A PROMESSA
Capítulo I
Foi um alvoroço na vila quando se
soube que alguns rapazes do lugar haviam sido sorteados para o Exército. Há
meses, andara por lá, tomando nota dos nomes, um capitão, que levara o endereço
de todos; e ninguém se lembrava mais dele, nem da sua farda, quando chegou
aquela notícia, alarmando as mães, afligindo as noivas, mas entusiasmando, ao
mesmo tempo, a mocidade vigorosa da terra, atingida pela convocação.

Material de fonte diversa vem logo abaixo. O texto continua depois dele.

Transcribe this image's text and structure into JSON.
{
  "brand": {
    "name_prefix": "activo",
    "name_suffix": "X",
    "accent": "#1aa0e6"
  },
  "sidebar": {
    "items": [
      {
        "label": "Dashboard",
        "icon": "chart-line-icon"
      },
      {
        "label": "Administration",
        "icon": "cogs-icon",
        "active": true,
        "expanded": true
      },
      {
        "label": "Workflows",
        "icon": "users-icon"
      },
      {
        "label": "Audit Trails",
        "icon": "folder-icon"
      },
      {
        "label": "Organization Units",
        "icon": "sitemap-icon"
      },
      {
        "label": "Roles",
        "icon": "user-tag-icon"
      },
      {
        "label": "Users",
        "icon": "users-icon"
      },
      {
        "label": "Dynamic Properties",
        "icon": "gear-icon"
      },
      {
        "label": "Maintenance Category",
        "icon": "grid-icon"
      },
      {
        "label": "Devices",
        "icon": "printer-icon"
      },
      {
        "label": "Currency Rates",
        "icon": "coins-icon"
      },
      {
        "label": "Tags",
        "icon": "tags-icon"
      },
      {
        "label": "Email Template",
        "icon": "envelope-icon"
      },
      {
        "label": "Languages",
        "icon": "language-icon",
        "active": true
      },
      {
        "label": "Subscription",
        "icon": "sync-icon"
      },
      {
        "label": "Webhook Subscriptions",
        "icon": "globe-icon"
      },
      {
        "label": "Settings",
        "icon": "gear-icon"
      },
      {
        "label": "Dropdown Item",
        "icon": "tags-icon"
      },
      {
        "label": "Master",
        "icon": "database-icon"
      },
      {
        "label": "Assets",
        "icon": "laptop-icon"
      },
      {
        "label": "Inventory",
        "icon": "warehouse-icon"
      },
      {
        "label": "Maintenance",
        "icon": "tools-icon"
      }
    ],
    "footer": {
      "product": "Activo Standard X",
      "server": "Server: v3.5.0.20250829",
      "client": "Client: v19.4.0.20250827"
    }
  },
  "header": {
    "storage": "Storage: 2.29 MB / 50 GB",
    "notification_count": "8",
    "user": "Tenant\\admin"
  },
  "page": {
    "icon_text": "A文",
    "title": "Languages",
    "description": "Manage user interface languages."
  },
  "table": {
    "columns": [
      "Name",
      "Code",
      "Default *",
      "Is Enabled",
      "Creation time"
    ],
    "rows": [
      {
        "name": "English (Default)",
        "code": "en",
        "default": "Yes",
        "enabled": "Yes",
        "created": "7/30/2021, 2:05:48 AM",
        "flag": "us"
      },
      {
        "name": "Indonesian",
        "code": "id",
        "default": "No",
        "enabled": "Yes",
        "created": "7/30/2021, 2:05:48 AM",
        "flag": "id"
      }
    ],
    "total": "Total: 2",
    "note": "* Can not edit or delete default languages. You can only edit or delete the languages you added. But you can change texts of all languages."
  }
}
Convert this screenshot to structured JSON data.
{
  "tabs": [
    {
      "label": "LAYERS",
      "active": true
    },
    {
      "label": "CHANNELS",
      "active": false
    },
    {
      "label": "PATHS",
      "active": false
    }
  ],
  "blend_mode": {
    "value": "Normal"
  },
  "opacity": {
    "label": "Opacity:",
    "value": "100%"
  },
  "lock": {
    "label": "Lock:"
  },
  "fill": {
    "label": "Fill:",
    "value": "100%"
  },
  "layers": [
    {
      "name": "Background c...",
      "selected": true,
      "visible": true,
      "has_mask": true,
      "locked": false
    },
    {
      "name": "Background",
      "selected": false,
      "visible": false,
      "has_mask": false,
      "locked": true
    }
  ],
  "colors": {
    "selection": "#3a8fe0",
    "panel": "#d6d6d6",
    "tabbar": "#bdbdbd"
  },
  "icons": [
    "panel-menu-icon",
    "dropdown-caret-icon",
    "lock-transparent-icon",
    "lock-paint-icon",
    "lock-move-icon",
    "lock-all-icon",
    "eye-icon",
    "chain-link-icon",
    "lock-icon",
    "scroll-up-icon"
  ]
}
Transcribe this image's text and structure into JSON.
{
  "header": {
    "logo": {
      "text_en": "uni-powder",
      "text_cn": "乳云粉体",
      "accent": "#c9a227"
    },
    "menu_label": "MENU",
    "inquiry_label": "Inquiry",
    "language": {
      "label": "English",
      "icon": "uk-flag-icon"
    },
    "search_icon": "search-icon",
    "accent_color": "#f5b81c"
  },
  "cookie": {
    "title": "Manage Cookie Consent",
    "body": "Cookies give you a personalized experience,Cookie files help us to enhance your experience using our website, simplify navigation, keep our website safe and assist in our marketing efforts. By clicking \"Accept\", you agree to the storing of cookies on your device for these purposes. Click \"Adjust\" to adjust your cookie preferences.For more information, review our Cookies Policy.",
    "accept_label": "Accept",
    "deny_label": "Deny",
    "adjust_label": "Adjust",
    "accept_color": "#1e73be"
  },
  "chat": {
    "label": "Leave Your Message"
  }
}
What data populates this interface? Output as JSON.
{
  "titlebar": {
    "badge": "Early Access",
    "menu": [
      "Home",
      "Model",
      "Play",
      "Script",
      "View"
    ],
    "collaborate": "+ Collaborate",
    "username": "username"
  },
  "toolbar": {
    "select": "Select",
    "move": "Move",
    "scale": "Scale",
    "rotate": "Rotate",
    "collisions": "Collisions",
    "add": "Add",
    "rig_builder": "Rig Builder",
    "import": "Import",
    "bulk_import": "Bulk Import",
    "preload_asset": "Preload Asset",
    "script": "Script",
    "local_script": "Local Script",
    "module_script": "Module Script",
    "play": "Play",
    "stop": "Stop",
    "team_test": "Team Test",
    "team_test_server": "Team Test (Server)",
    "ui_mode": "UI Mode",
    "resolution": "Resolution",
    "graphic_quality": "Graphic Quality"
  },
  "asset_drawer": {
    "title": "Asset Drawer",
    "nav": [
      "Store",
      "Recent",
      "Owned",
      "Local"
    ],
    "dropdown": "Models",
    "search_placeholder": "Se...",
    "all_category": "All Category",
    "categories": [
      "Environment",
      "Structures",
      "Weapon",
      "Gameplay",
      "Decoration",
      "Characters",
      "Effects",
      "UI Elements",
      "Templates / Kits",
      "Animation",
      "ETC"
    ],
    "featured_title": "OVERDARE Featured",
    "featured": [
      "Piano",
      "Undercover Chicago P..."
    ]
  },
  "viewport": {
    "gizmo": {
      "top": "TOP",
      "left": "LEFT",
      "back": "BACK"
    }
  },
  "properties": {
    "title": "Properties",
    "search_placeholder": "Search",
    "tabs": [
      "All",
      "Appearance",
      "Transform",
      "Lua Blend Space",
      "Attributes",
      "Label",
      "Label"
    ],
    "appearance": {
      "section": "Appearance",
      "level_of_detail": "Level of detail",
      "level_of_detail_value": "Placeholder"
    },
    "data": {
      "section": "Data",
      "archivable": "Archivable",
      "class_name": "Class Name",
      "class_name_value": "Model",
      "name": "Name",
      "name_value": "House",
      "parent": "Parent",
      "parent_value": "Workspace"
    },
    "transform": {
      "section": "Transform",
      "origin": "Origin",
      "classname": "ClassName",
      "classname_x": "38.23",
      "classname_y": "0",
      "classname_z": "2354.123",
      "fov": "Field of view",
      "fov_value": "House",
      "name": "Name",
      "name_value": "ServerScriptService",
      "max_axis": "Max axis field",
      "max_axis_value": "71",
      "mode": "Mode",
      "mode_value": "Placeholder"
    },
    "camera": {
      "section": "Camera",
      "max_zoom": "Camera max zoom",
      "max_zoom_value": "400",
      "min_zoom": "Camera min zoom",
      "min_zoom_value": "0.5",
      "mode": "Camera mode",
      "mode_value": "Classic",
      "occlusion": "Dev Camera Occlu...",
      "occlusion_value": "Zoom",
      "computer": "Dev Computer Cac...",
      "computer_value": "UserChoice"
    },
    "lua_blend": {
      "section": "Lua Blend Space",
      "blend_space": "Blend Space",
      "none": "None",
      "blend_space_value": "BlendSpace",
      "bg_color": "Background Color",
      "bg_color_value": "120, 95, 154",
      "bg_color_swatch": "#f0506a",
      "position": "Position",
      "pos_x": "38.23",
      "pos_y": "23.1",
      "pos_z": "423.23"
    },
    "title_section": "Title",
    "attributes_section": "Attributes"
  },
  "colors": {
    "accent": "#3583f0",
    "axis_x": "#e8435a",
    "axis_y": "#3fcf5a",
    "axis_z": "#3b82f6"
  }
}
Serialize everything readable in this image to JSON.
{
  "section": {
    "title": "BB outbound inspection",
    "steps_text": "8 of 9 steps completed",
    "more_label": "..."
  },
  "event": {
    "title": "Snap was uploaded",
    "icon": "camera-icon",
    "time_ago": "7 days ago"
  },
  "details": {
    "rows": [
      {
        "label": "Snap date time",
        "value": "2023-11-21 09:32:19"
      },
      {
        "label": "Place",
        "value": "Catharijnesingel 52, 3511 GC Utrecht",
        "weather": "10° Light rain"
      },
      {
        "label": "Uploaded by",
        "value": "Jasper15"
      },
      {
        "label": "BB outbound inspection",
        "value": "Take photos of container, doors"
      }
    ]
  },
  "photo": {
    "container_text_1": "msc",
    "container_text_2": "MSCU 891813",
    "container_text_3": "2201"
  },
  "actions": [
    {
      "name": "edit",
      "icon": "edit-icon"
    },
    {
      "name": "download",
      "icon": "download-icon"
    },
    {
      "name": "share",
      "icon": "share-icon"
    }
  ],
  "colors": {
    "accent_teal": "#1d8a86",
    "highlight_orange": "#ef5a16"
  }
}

— No tempo do Paraguai — diziam
os velhos, cachimbando monotonamente à sombra fresca das latadas, — o remédio
era o mato. Ou, então, passar o facão na mão direita e cortar uns dois dedos
para não puxar o gatilho.
E enumeravam-se os que, por esse
modo, haviam fugido ao recrutamento:
— Foi assim que escaparam o
Bernardo Viúvo, o Joaquim André, o defunto Casimiro, o defunto Rogério e o
falecido Manuel Simeão, pai de Sotero Boa-Vista.
A contribuição humana lançada, de
chofre, sobre a vila do Araçá, era, porém, de molde a não permitir deserções.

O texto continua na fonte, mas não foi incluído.